Obama Care is Preventative Care
It was 2012, I was an intern at The Johns Hopkins Hospital in Baltimore, Maryland; and the bearer of bad news. Fortunately, for the patient more than me, it wasn't 'The Big C' (Cancer), but it was a diagnosis that was a key to understanding how healthcare, or lack of it, lead to this moment. I was standing in a crowded, overflowing Emergency Department and had to tell this man I just met that he would have to be admitted to the hospital because his kidney's we're failing.
"What? Why? How" he sputtered.
I addressed the weight of each of those questions in length at the time. But in short: "The What" - your kidneys have seen years of abuse and the swelling in your legs, your shortness of breath and weight gain are all because your kidneys don't work as well as they used to. "The Why" - your blood pressure is 200/110, extremely high, and the body can't take that kind of strain - your kidneys, heart, lungs and brain are all being affected. "The How" - well he answered that...
"I knew I should've dealt with this a long time ago. But it wasn't that bad at the time" he said. "I've been on the medications for the past month" he explained.
Too little, too late. The phrase rang true. I thought.
"What changed?" I asked . "Why weren't you on medications before?"
"Obama Care" he answered.
I left that room smh, incredulous. The social and economic situations in Baltimore as well as cities and communities just like it make people choose between medications and food. Providing for their families now and cashing a rain check on their health for later. This man's kidneys had failed, time would tell whether he would need dialysis and how his heart had taken the 'years of abuse'. But, in that moment, one thing was sure. I became a believer in Obama Care.

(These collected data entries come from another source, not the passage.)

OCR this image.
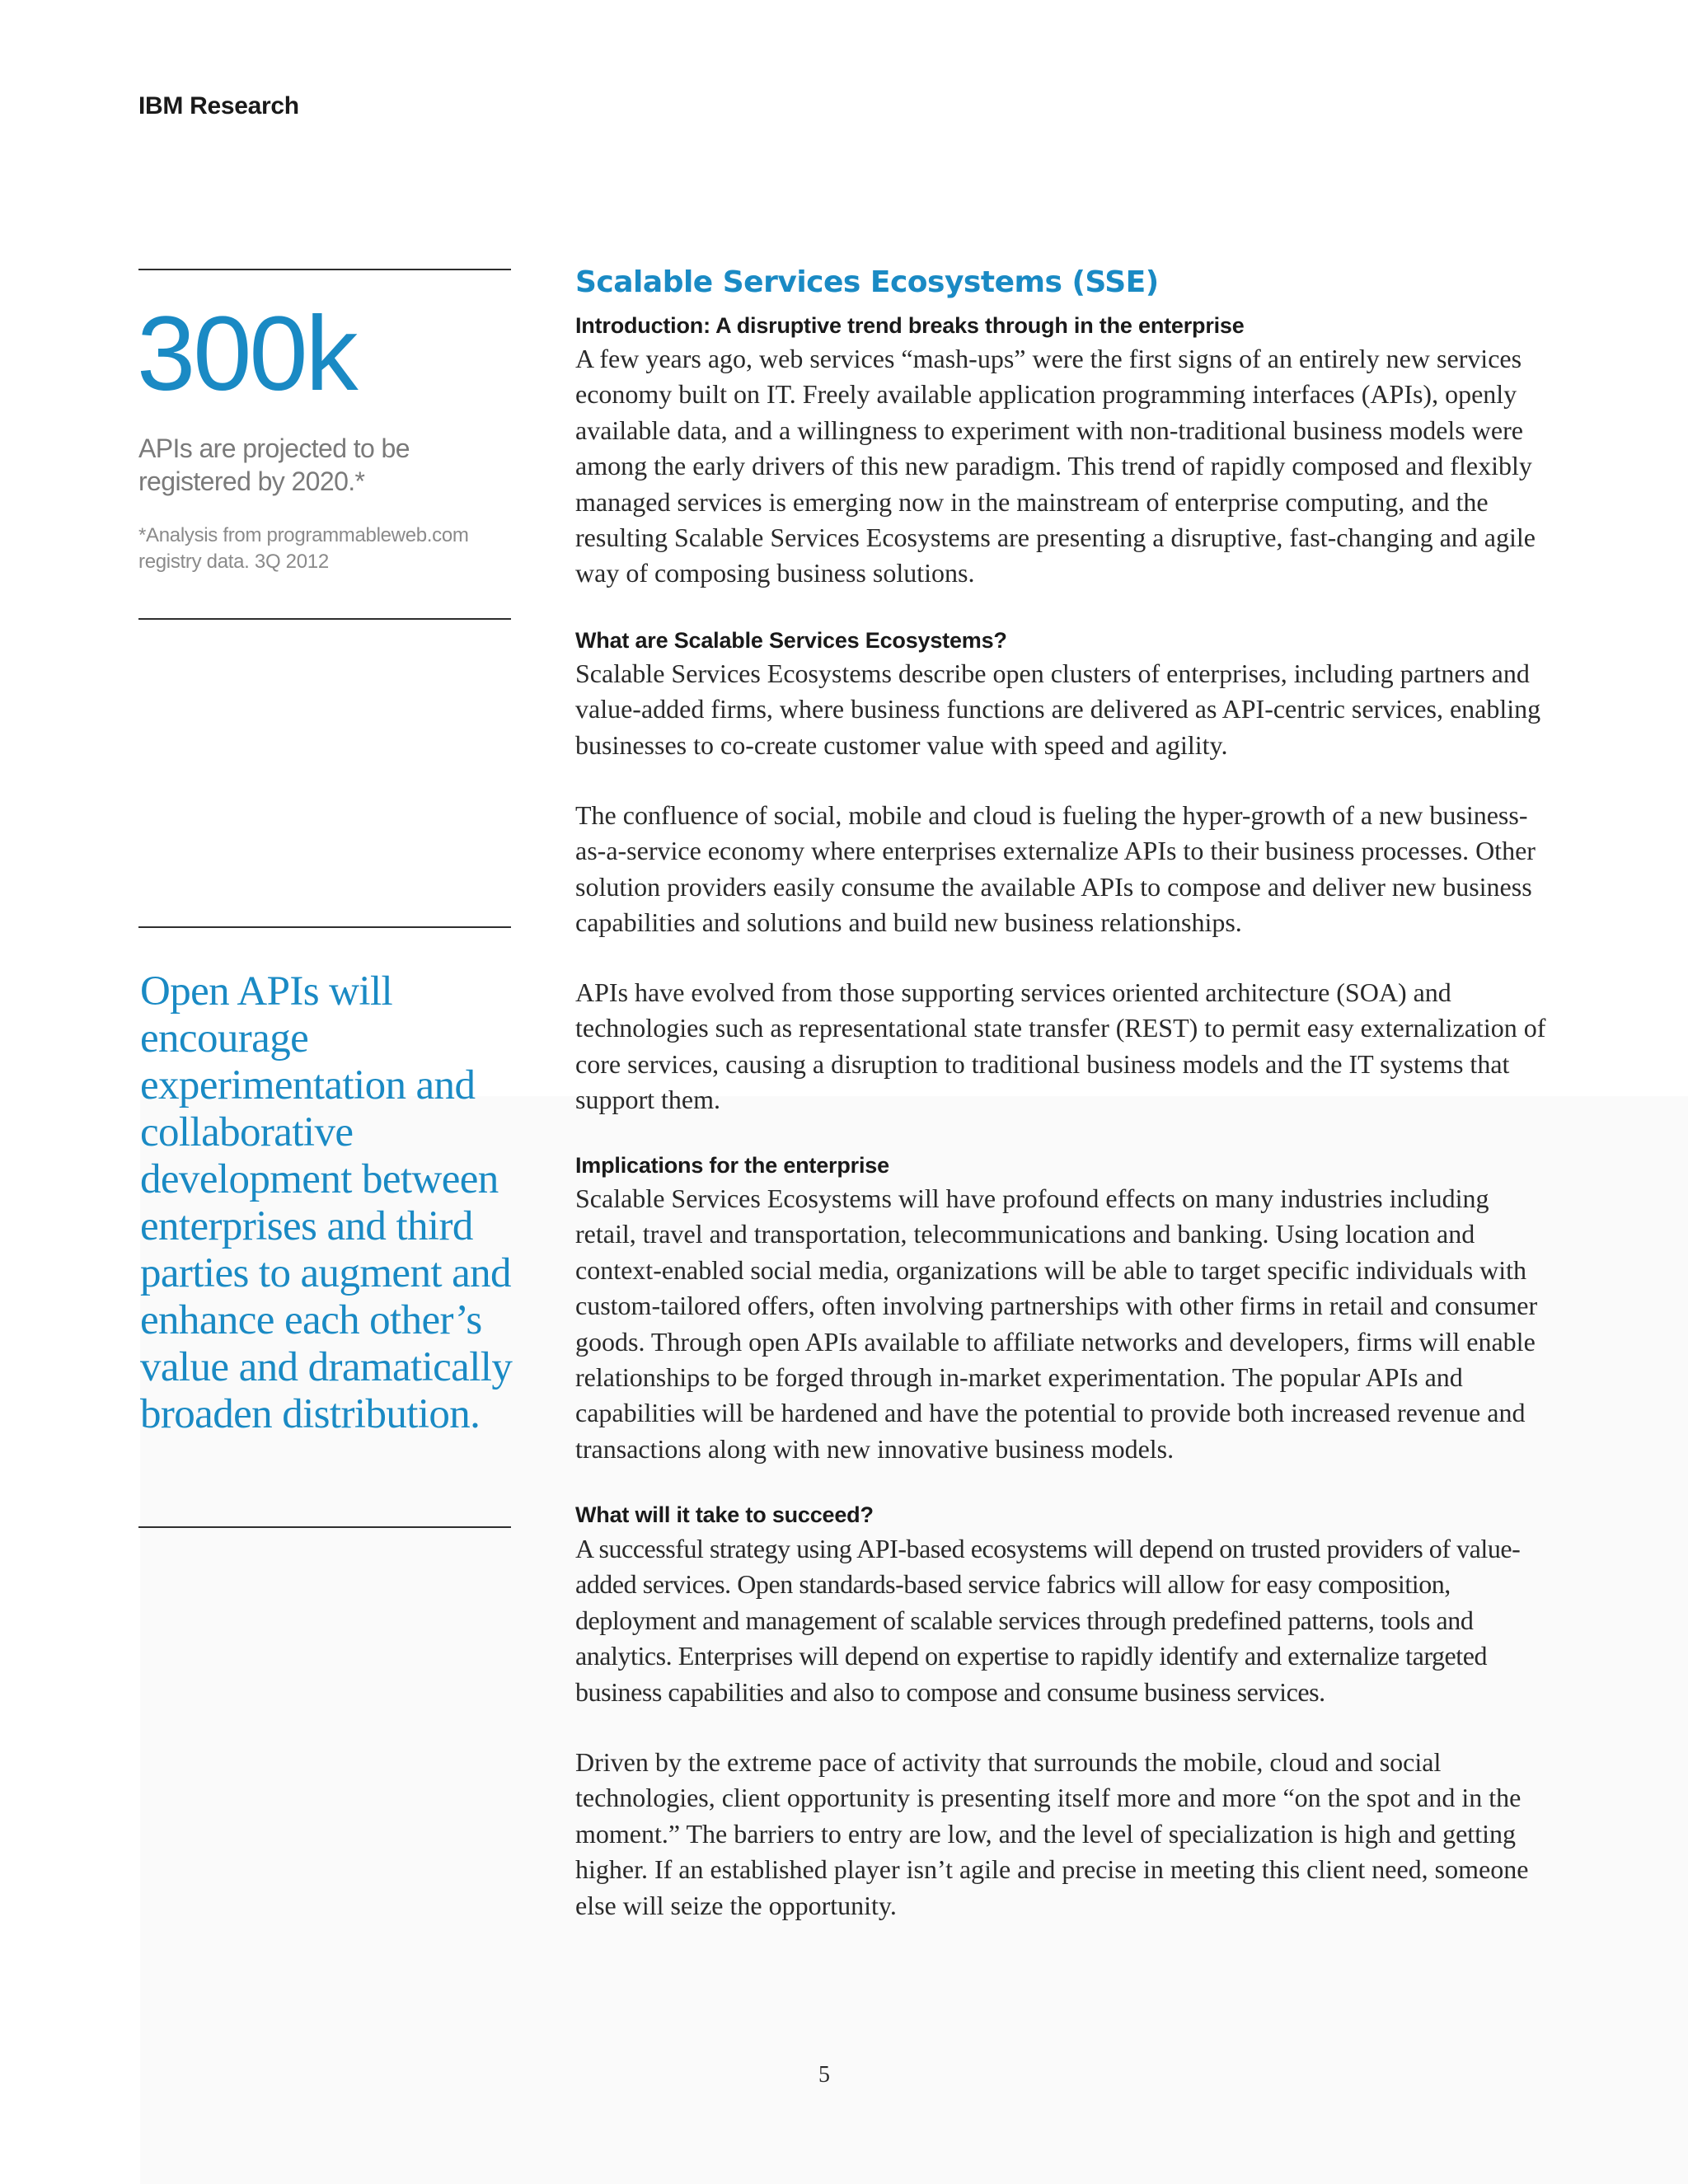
IBM Research
300k
APIs are projected to be registered by 2020.*
*Analysis from programmableweb.com registry data. 3Q 2012
Open APIs will encourage experimentation and collaborative development between enterprises and third parties to augment and enhance each other’s value and dramatically broaden distribution.
Scalable Services Ecosystems (SSE)
Introduction: A disruptive trend breaks through in the enterprise
A few years ago, web services “mash-ups” were the first signs of an entirely new services economy built on IT. Freely available application programming interfaces (APIs), openly available data, and a willingness to experiment with non-traditional business models were among the early drivers of this new paradigm. This trend of rapidly composed and flexibly managed services is emerging now in the mainstream of enterprise computing, and the resulting Scalable Services Ecosystems are presenting a disruptive, fast-changing and agile way of composing business solutions.
What are Scalable Services Ecosystems?
Scalable Services Ecosystems describe open clusters of enterprises, including partners and value-added firms, where business functions are delivered as API-centric services, enabling businesses to co-create customer value with speed and agility.
The confluence of social, mobile and cloud is fueling the hyper-growth of a new business-as-a-service economy where enterprises externalize APIs to their business processes. Other solution providers easily consume the available APIs to compose and deliver new business capabilities and solutions and build new business relationships.
APIs have evolved from those supporting services oriented architecture (SOA) and technologies such as representational state transfer (REST) to permit easy externalization of core services, causing a disruption to traditional business models and the IT systems that support them.
Implications for the enterprise
Scalable Services Ecosystems will have profound effects on many industries including retail, travel and transportation, telecommunications and banking. Using location and context-enabled social media, organizations will be able to target specific individuals with custom-tailored offers, often involving partnerships with other firms in retail and consumer goods. Through open APIs available to affiliate networks and developers, firms will enable relationships to be forged through in-market experimentation. The popular APIs and capabilities will be hardened and have the potential to provide both increased revenue and transactions along with new innovative business models.
What will it take to succeed?
A successful strategy using API-based ecosystems will depend on trusted providers of value-added services. Open standards-based service fabrics will allow for easy composition, deployment and management of scalable services through predefined patterns, tools and analytics. Enterprises will depend on expertise to rapidly identify and externalize targeted business capabilities and also to compose and consume business services.
Driven by the extreme pace of activity that surrounds the mobile, cloud and social technologies, client opportunity is presenting itself more and more “on the spot and in the moment.” The barriers to entry are low, and the level of specialization is high and getting higher. If an established player isn’t agile and precise in meeting this client need, someone else will seize the opportunity.
5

I started medical school the year President Barack Obama was elected to his first term. The Affordable Care Act - also known as "Obama Care" or the ACA - was passed in 2010. I felt the impact that it had on the people of Baltimore in 2012, and speaking to my friends, doctors in community clinics, emergency departments and hospital wards across the country - they too we're seeing patients, people, just as I described. People who had gone on too long ignoring their health not because they couldn't access the health care system but because they couldn't afford to access it.
There is good and bad with everything - and Obama Care isn't perfect, but Obama Care is Preventative Care. It is the kind of care that virtually all doctors agree we need, the care that really matters - stopping disease and illness before it happens. You can take my word on it, or better yet The Presidents - two leading medical journals The New England Journal of Medicine (NEJM) and The Journal of The American Medical Association (JAMA) have seen it fit to publish the President's analysis, critique and concerns regarding the Affordable Care Act. What putting it in place has meant for Americans and what it will mean to repeal it. I encourage you to read them both.